Suara.com - Panjat pinang merupakan salah satu perlombaan tradisional Indonesia yang dilakukan dengan memanjat pohon pinang (atau pohon lainnya) yang sudah dikuliti dan diberi cairan pelicin.
Tujuan utama dari perlombaan ini adalah untuk memperebutkan barang-barang yang digantungkan di atas pohon tersebut, biasanya diadakan untuk memperingati Hari Kemerdekaan Indonesia.
Yang menghebohkan, ada lomba panjat pinang yang dinarasikan berhadiah 'janda' di Cianjur, Jawa Barat (Jabar). Lantas, seperti apa Islam memandang panjat pinang berhadiah ini?
Hukum panjat pinang dalam Islam masih dipertanyakan dan tergantung pada konteks pelaksanaannya. Berikut adalah beberapa pandangan dan analisis:
1. Unsur Judi
Jika panjat pinang melibatkan uang pendaftaran yang dikumpulkan dan dijadikan hadiah, maka itu dapat dianggap sebagai bentuk perjudian, yang diharamkan dalam Islam.
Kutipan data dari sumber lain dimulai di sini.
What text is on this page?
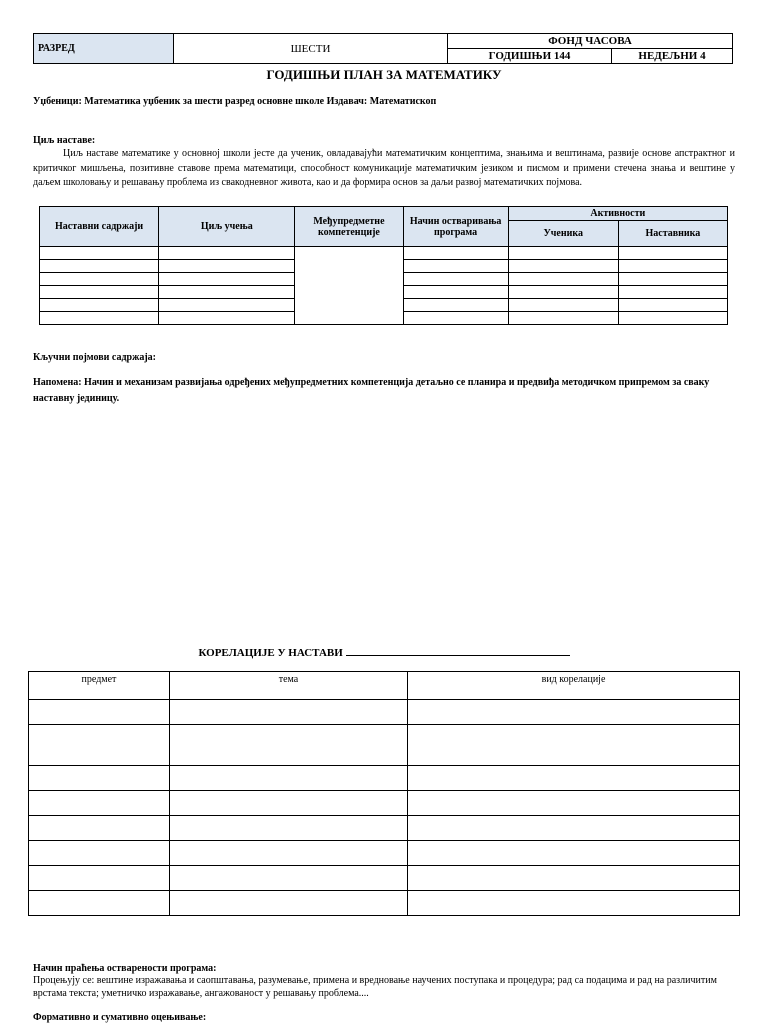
РАЗРЕД	ШЕСТИ	ФОНД ЧАСОВА	
		ГОДИШЊИ 144	НЕДЕЉНИ 4
ГОДИШЊИ ПЛАН ЗА МАТЕМАТИКУ
Уџбеници: Математика уџбеник за шести разред основне школе Издавач: Математископ
Циљ наставе:
Циљ наставе математике у основној школи јесте да ученик, овладавајући математичким концептима, знањима и вештинама, развије основе апстрактног и критичког мишљења, позитивне ставове према математици, способност комуникације математичким језиком и писмом и примени стечена знања и вештине у даљем школовању и решавању проблема из свакодневног живота, као и да формира основ за даљи развој математичких појмова.
Наставни садржаји	Циљ учења	Међупредметне компетенције	Начин остваривања програма	Активности	
				Ученика	Наставника

Кључни појмови садржаја:
Напомена: Начин и механизам развијања одређених међупредметних компетенција детаљно се планира и предвиђа методичком припремом за сваку наставну јединицу.
КОРЕЛАЦИЈЕ У НАСТАВИ
предмет	тема	вид корелације

Начин праћења остварености програма:
Процењују се: вештине изражавања и саопштавања, разумевање, примена и вредновање научених поступака и процедура; рад са подацима и рад на различитим врстама текста; уметничко изражавање, ангажованост у решавању проблема....
Формативно и сумативно оцењивање:
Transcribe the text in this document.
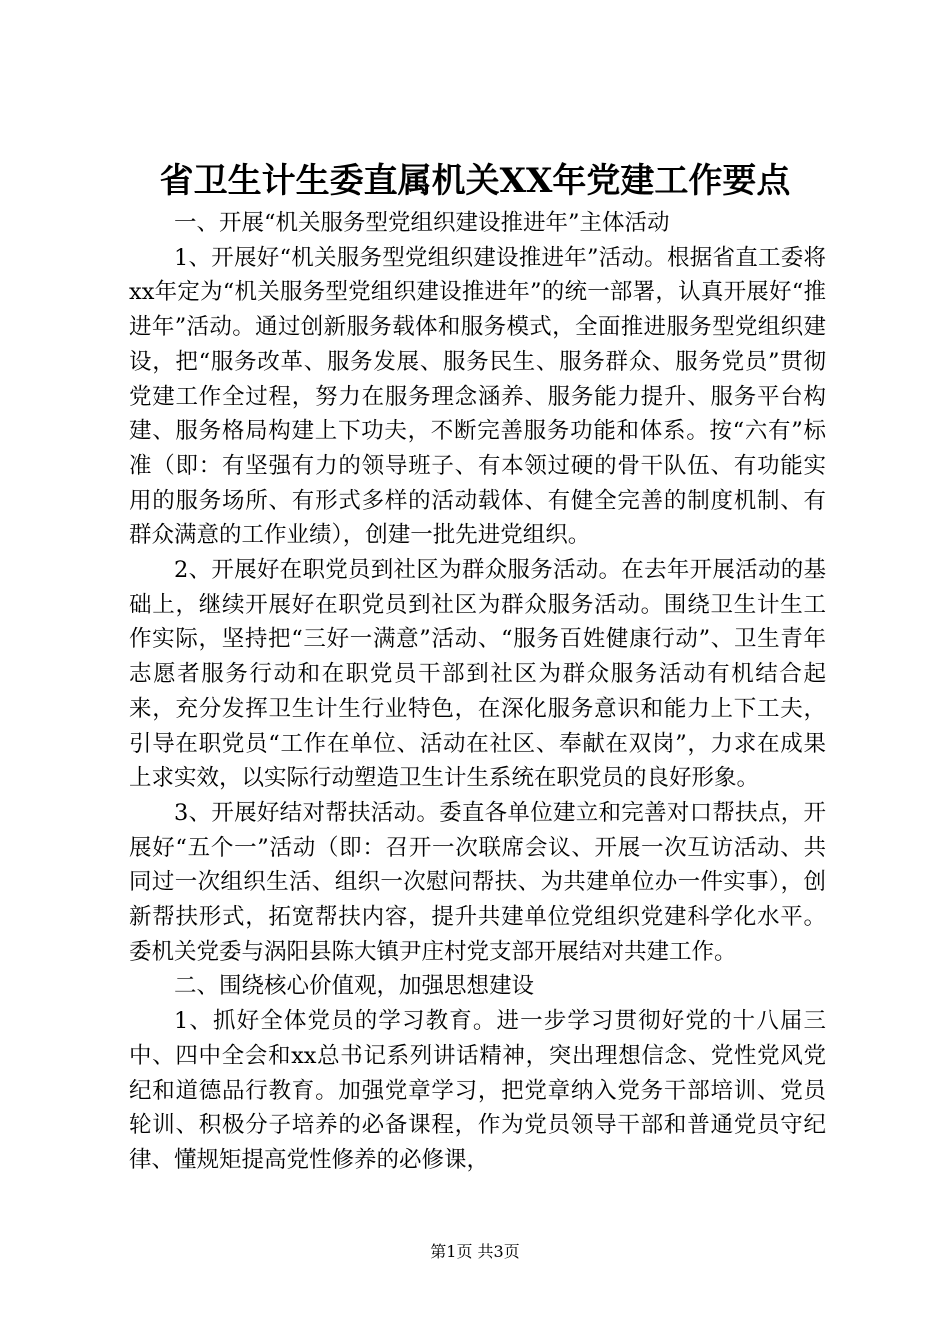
省卫生计生委直属机关XX年党建工作要点

一、开展“机关服务型党组织建设推进年”主体活动

1、开展好“机关服务型党组织建设推进年”活动。根据省直工委将xx年定为“机关服务型党组织建设推进年”的统一部署，认真开展好“推进年”活动。通过创新服务载体和服务模式，全面推进服务型党组织建设，把“服务改革、服务发展、服务民生、服务群众、服务党员”贯彻党建工作全过程，努力在服务理念涵养、服务能力提升、服务平台构建、服务格局构建上下功夫，不断完善服务功能和体系。按“六有”标准（即：有坚强有力的领导班子、有本领过硬的骨干队伍、有功能实用的服务场所、有形式多样的活动载体、有健全完善的制度机制、有群众满意的工作业绩），创建一批先进党组织。

2、开展好在职党员到社区为群众服务活动。在去年开展活动的基础上，继续开展好在职党员到社区为群众服务活动。围绕卫生计生工作实际，坚持把“三好一满意”活动、“服务百姓健康行动”、卫生青年志愿者服务行动和在职党员干部到社区为群众服务活动有机结合起来，充分发挥卫生计生行业特色，在深化服务意识和能力上下工夫，引导在职党员“工作在单位、活动在社区、奉献在双岗”，力求在成果上求实效，以实际行动塑造卫生计生系统在职党员的良好形象。

3、开展好结对帮扶活动。委直各单位建立和完善对口帮扶点，开展好“五个一”活动（即：召开一次联席会议、开展一次互访活动、共同过一次组织生活、组织一次慰问帮扶、为共建单位办一件实事），创新帮扶形式，拓宽帮扶内容，提升共建单位党组织党建科学化水平。委机关党委与涡阳县陈大镇尹庄村党支部开展结对共建工作。

二、围绕核心价值观，加强思想建设

1、抓好全体党员的学习教育。进一步学习贯彻好党的十八届三中、四中全会和xx总书记系列讲话精神，突出理想信念、党性党风党纪和道德品行教育。加强党章学习，把党章纳入党务干部培训、党员轮训、积极分子培养的必备课程，作为党员领导干部和普通党员守纪律、懂规矩提高党性修养的必修课，

第1页 共3页
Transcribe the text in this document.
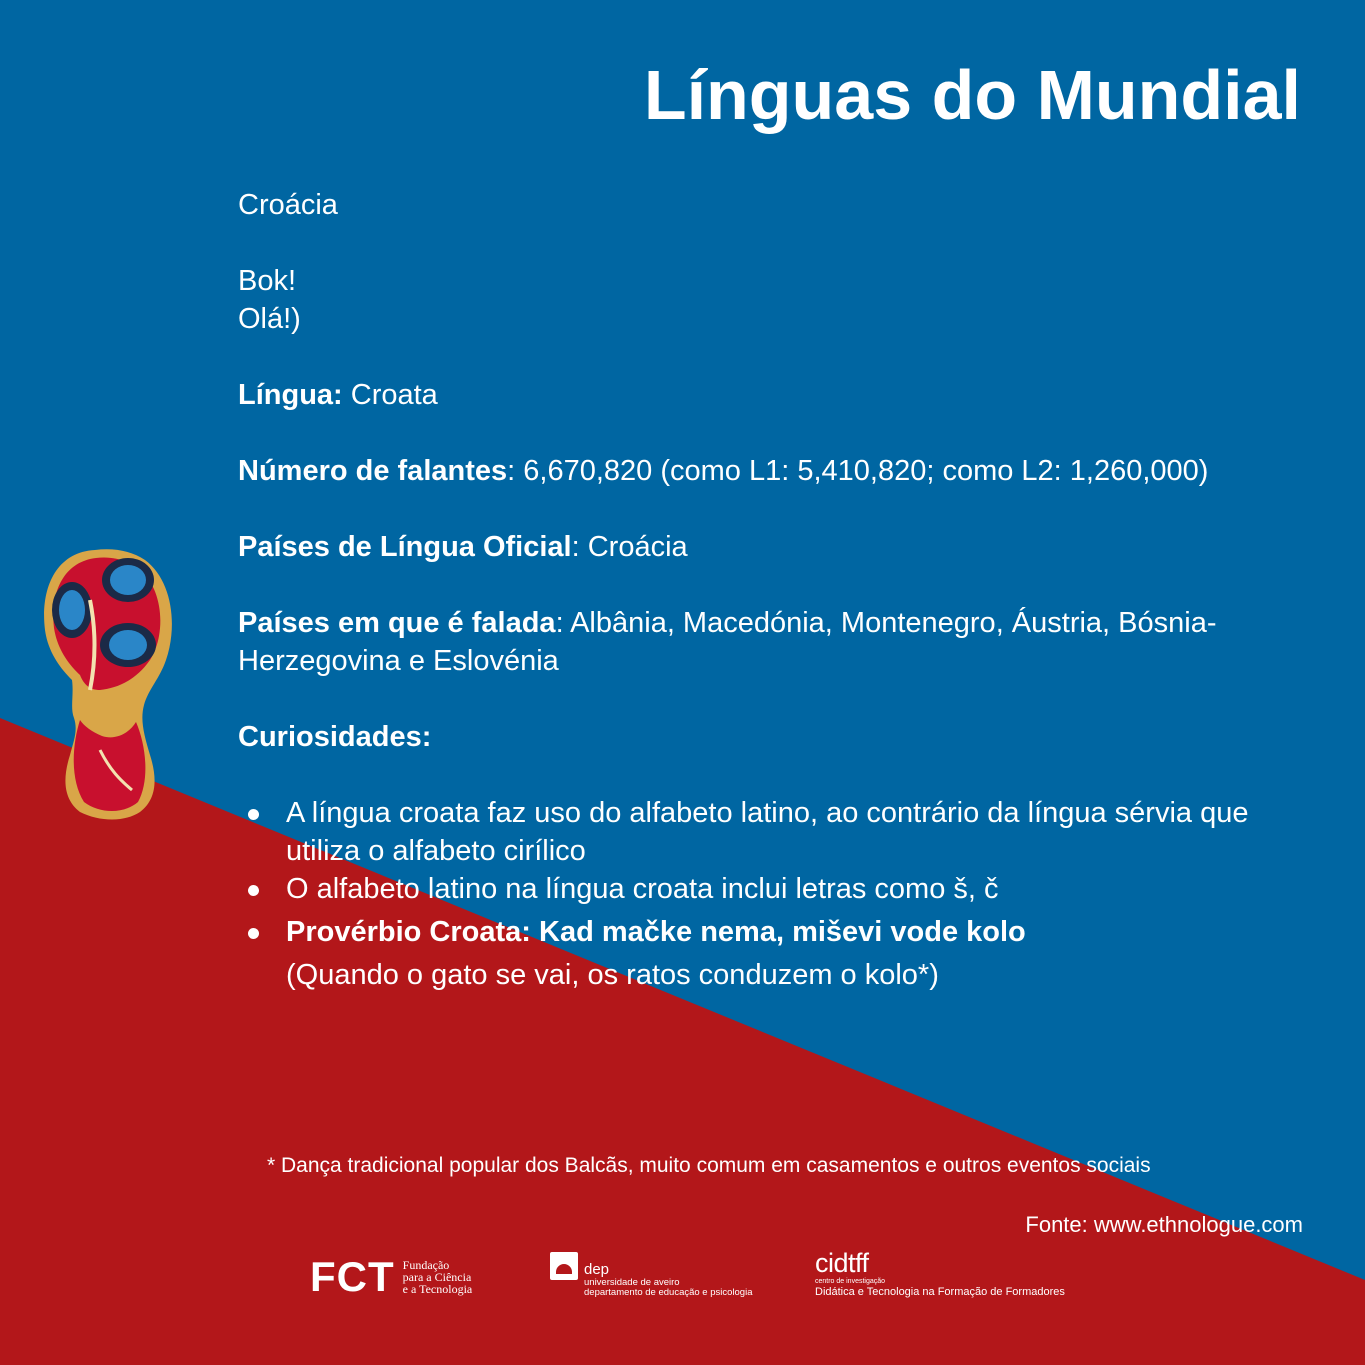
Línguas do Mundial
Croácia
Bok!
Olá!)
Língua: Croata
Número de falantes: 6,670,820 (como L1: 5,410,820; como L2: 1,260,000)
Países de Língua Oficial: Croácia
Países em que é falada: Albânia, Macedónia, Montenegro, Áustria, Bósnia-Herzegovina e Eslovénia
Curiosidades:
A língua croata faz uso do alfabeto latino, ao contrário da língua sérvia que utiliza o alfabeto cirílico
O alfabeto latino na língua croata inclui letras como š, č
Provérbio Croata: Kad mačke nema, miševi vode kolo
(Quando o gato se vai, os ratos conduzem o kolo*)
* Dança tradicional popular dos Balcãs, muito comum em casamentos e outros eventos sociais
Fonte: www.ethnologue.com
FCT Fundação
para a Ciência
e a Tecnologia
dep
universidade de aveiro
departamento de educação e psicologia
cidtff
centro de investigação
Didática e Tecnologia na Formação de Formadores
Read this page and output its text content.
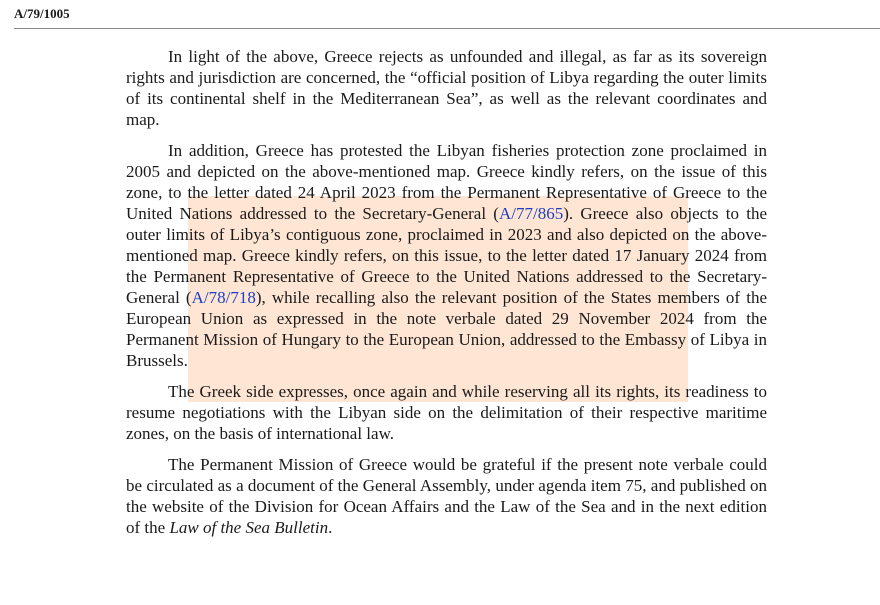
A/79/1005

In light of the above, Greece rejects as unfounded and illegal, as far as its sovereign rights and jurisdiction are concerned, the “official position of Libya regarding the outer limits of its continental shelf in the Mediterranean Sea”, as well as the relevant coordinates and map.

In addition, Greece has protested the Libyan fisheries protection zone proclaimed in 2005 and depicted on the above-mentioned map. Greece kindly refers, on the issue of this zone, to the letter dated 24 April 2023 from the Permanent Representative of Greece to the United Nations addressed to the Secretary-General (A/77/865). Greece also objects to the outer limits of Libya’s contiguous zone, proclaimed in 2023 and also depicted on the above-mentioned map. Greece kindly refers, on this issue, to the letter dated 17 January 2024 from the Permanent Representative of Greece to the United Nations addressed to the Secretary-General (A/78/718), while recalling also the relevant position of the States members of the European Union as expressed in the note verbale dated 29 November 2024 from the Permanent Mission of Hungary to the European Union, addressed to the Embassy of Libya in Brussels.

The Greek side expresses, once again and while reserving all its rights, its readiness to resume negotiations with the Libyan side on the delimitation of their respective maritime zones, on the basis of international law.

The Permanent Mission of Greece would be grateful if the present note verbale could be circulated as a document of the General Assembly, under agenda item 75, and published on the website of the Division for Ocean Affairs and the Law of the Sea and in the next edition of the Law of the Sea Bulletin.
KH Yahya Zainul Ma’arif menyatakan bahwa praktik tersebut mirip dengan aktivitas judi dan haram. Penelitian Muslim (2021) juga menunjukkan bahwa panjat pinang kupon di Desa Baru Kecamatan Siak Hulu memiliki unsur judi dan bertentangan dengan syariat Islam.
2. Pandangan Ulama
Sebagian ulama seperti Ibnul Qayyim mengatakan bahwa hukumnya boleh jika tidak ada unsur judi atau penipuan dalam pelaksanaannya. Namun, jika ada unsur penipuan atau perjudian, maka itu haram.
3. Fatwa MUI
MUI telah mengeluarkan fatwa bahwa haram hukumnya bagi kegiatan panjat pinang jika melibatkan unsur judi atau penipuan.
4. Konteks Pelaksanaan
Komunitas Historia Indonesia juga mengharamkan panjat pinang karena tidak memberikan manfaat dalam menumbuhkan rasa kecintaan terhadap Indonesia dan karena kegiatan tersebut cenderung membuat bangsa Indonesia tidak mengenal sejarah para pahlawannya.
Dalam keseluruhan, panjat pinang yang melibatkan uang pendaftaran dan hadiah berdasarkan uang apalagi 'janda' dianggap sebagai aktivitas yang bertentangan dengan syariat Islam karena mengandung unsur judi. Namun, jika pelaksanaannya tidak melibatkan unsur judi, maka hukumnya boleh.